Le secteur minier congolais est à nouveau secoué par une annonce judiciaire majeure. Le ministre de la Justice, Guillaume Ngefa Atondoko Andali, a ordonné des poursuites contre un vaste réseau de fraudeurs au Lualaba, s’appuyant sur un rapport accablant de la Commission nationale de lutte contre la fraude minière (CNLFM).
Cette annonce, d’une fermeté apparente, survient dans un contexte politique chargé, marqué par des allégations de « poursuites » de pilleurs par la Garde Républicaine (GR) et, simultanément, par le lancement de la phase préliminaire par la procureure fédérale belge Ann Fransen pour pillage à l’encontre de plusieurs membres Tshisekedi.
L’injonction du ministre de la Justice semble être une réponse directe à une situation devenue intenable. Mais que cache réellement cette offensive judiciaire ? S’agit-il d’une véritable volonté de démanteler un système, ou d’une manœuvre politique pour calmer les esprits et protéger des intérêts supérieurs ?
Le rapport officiel de la CNLFM, tel que cité par le ministre, est sans appel. Il détaille de graves irrégularités de gouvernance, l’occupation illégale de sites miniers et des réseaux de fraude et de contrebande à grande échelle. Plus important encore, ce rapport identifie formellement les coupables : des civils, des étrangers, mais aussi des militaires de la 22e région, des policiers et des éléments de la Garde Républicaine.

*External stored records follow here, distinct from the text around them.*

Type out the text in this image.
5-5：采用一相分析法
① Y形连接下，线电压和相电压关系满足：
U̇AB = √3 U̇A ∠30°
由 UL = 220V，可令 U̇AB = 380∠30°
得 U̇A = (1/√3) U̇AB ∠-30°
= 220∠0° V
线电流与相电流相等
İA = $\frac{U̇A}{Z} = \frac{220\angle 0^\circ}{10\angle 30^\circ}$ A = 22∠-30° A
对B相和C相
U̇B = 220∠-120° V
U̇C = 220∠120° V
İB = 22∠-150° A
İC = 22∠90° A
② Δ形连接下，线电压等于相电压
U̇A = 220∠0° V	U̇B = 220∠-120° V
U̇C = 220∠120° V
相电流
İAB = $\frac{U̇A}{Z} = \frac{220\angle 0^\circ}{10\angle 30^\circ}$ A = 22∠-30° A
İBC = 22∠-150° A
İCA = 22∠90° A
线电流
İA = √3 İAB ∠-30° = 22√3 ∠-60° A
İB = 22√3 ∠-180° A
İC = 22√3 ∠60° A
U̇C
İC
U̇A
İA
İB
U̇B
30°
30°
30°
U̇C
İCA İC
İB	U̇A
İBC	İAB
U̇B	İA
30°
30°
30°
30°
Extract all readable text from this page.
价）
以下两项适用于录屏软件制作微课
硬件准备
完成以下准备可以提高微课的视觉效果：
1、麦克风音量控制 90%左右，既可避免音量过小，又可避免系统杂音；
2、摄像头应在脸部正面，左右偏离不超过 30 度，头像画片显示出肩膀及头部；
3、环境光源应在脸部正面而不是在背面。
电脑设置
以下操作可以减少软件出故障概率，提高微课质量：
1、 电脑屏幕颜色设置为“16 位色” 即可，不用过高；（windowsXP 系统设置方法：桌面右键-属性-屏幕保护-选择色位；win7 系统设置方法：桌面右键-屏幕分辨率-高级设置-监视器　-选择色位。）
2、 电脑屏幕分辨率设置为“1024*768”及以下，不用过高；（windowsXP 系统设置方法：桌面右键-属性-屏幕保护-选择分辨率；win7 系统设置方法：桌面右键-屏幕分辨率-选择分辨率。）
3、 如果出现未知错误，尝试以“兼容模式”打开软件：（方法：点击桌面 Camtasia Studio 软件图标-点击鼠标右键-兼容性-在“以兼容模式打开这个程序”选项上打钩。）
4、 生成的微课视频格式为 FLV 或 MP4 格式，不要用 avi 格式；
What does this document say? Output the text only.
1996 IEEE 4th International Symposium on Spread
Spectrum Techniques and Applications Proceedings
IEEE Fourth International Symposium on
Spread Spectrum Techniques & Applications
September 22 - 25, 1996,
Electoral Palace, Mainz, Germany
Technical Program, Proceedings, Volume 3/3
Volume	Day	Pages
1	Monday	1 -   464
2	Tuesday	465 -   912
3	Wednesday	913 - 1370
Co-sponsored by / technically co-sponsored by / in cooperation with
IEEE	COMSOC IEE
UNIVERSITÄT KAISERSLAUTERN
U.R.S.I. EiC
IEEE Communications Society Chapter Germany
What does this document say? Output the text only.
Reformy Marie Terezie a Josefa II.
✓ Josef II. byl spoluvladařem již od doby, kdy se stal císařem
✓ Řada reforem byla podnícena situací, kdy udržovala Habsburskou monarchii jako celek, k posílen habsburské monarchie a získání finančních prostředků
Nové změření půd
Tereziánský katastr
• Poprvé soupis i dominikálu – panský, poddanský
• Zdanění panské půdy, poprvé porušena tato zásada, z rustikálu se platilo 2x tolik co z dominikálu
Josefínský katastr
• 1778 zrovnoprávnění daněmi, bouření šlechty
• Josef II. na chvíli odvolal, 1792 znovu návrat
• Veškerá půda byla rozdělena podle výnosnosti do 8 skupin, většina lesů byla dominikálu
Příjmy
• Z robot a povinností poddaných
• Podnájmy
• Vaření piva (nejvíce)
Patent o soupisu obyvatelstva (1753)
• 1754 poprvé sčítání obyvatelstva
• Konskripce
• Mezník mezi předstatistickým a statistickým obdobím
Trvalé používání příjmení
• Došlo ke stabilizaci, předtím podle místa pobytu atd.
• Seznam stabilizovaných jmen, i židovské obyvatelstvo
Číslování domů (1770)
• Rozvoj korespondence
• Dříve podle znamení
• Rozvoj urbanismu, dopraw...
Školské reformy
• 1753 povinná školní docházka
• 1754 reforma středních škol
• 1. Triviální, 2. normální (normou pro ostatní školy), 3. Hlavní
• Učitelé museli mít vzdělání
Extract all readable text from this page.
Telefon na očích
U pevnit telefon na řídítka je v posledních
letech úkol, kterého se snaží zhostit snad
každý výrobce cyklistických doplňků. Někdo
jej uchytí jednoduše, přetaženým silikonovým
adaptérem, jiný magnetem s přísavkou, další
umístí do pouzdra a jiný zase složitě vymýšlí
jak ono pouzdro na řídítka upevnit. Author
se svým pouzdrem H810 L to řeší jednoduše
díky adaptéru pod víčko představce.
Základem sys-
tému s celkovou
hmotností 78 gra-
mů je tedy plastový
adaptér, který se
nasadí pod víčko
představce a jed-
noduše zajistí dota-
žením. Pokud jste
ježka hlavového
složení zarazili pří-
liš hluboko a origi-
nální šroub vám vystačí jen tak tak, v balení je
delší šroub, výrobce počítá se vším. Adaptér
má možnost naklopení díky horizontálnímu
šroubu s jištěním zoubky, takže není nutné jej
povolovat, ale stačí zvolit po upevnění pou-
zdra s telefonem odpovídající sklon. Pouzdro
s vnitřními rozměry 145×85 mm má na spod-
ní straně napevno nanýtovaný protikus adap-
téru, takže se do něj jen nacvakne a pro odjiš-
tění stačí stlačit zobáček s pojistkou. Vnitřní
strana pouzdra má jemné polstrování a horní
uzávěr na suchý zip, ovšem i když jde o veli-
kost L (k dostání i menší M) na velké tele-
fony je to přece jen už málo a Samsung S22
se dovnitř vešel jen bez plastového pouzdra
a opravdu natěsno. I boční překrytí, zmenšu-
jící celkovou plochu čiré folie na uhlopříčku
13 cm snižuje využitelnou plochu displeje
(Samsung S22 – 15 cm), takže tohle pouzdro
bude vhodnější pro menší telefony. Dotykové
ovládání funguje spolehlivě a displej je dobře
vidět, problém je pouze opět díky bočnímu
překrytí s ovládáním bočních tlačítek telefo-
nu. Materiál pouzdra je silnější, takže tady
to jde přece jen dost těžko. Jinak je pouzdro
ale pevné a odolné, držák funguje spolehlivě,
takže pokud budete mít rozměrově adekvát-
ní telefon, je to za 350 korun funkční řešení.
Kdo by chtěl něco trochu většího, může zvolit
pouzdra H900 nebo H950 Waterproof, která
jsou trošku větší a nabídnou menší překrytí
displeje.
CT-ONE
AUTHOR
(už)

Cette situation suggère deux hypothèses :
* La « poursuite » des pilleurs : Il pourrait s’agir d’une opération de diversion. On s’attaque aux acteurs les plus visibles et les plus faibles de la chaîne – les creuseurs artisanaux ou « pilleurs » – pour donner l’illusion d’une restauration de l’ordre, tout en laissant intact le système de fraude « à grande échelle » géré par les réseaux organisés.
* Une purge interne : Il est possible que l’ordre du ministre vise des éléments « incontrôlés » de la GR et des FARDC qui auraient dépassé les bornes, menaçant la stabilité du système lui-même.
1.Cette action pourrait servir plusieurs objectifs :
* Contrôler le narratif : En lançant sa propre enquête (basée sur la CNLFM), le gouvernement reprend l’initiative et évite que les accusations contre la famille présidentielle ne restent une coquille vide.
* Sacrifier des fusibles : L’enquête visera-t-elle les « réseaux » ou simplement les « éléments » ? Il est plus facile de sacrifier des commandants locaux ou des policiers corrompus (les fusibles) que de démanteler un système qui, selon les allégations externes, profiterait à l’élite (les « tireurs de ficelles »).
* Nettoyer pour mieux régner : Il pourrait aussi s’agir de nettoyer les sites miniers des occupants illégaux (militaires inclus) non pas pour l’État, mais pour faire place nette à des intérêts mieux protégés ou plus officiels.
2.Ménagé la famille Tshisekedi
L’offensive lancée par le Garde des Sceaux chercherait plutôt de protéger la famille Tshisekedi qui est citée dans plusieurs opérations obscures en lien avec l’exploitation illégale des minerais dans le grand Katanga.
Plusieurs membres de la famille présidentielle sont sous enquête de la justice belge pour des faits présumés de « détournement et blanchiment de fonds ». Cette dernière a demandé à consulter l’historique des comptes de la première dame congolaise, ainsi que de ceux des enfants et des frères de Félix Tshisekedi.
L’enquête fait suite à une plainte déposée à Bruxelles par des ONG basées au Katanga et d’anciens directeurs de la Gécamines, entreprise minière publique congolaise.
La plainte allègue que des membres de la famille Tshisekedi ont pris le contrôle d’exploitations minières artisanales dans les provinces de Lualaba et du Haut-Katanga avec le soutien de personnalités chinoises et libanaises.
L’enquête pénale vise la Première dame de la RDC, Denise Nyakeru Tshisekedi, trois des frères du président (Christian, Jacques et Jean-Claude Tshisekedi) et deux de ses enfants (Fanny et Anthony Tshisekedi). Plusieurs accusés sont de nationalité belge, ce qui permet leur poursuite en vertu du droit belge.
Au mois d’octobre dernier, selon un rapport interne d’ERG cité (Eurasian Ressources Group) plusieurs membres de la famille Tshisekedi dont Jacques sont cités comme des tireurs de ficelles dans le pillage et occupations illégales des concessions minières appartenant à ERG.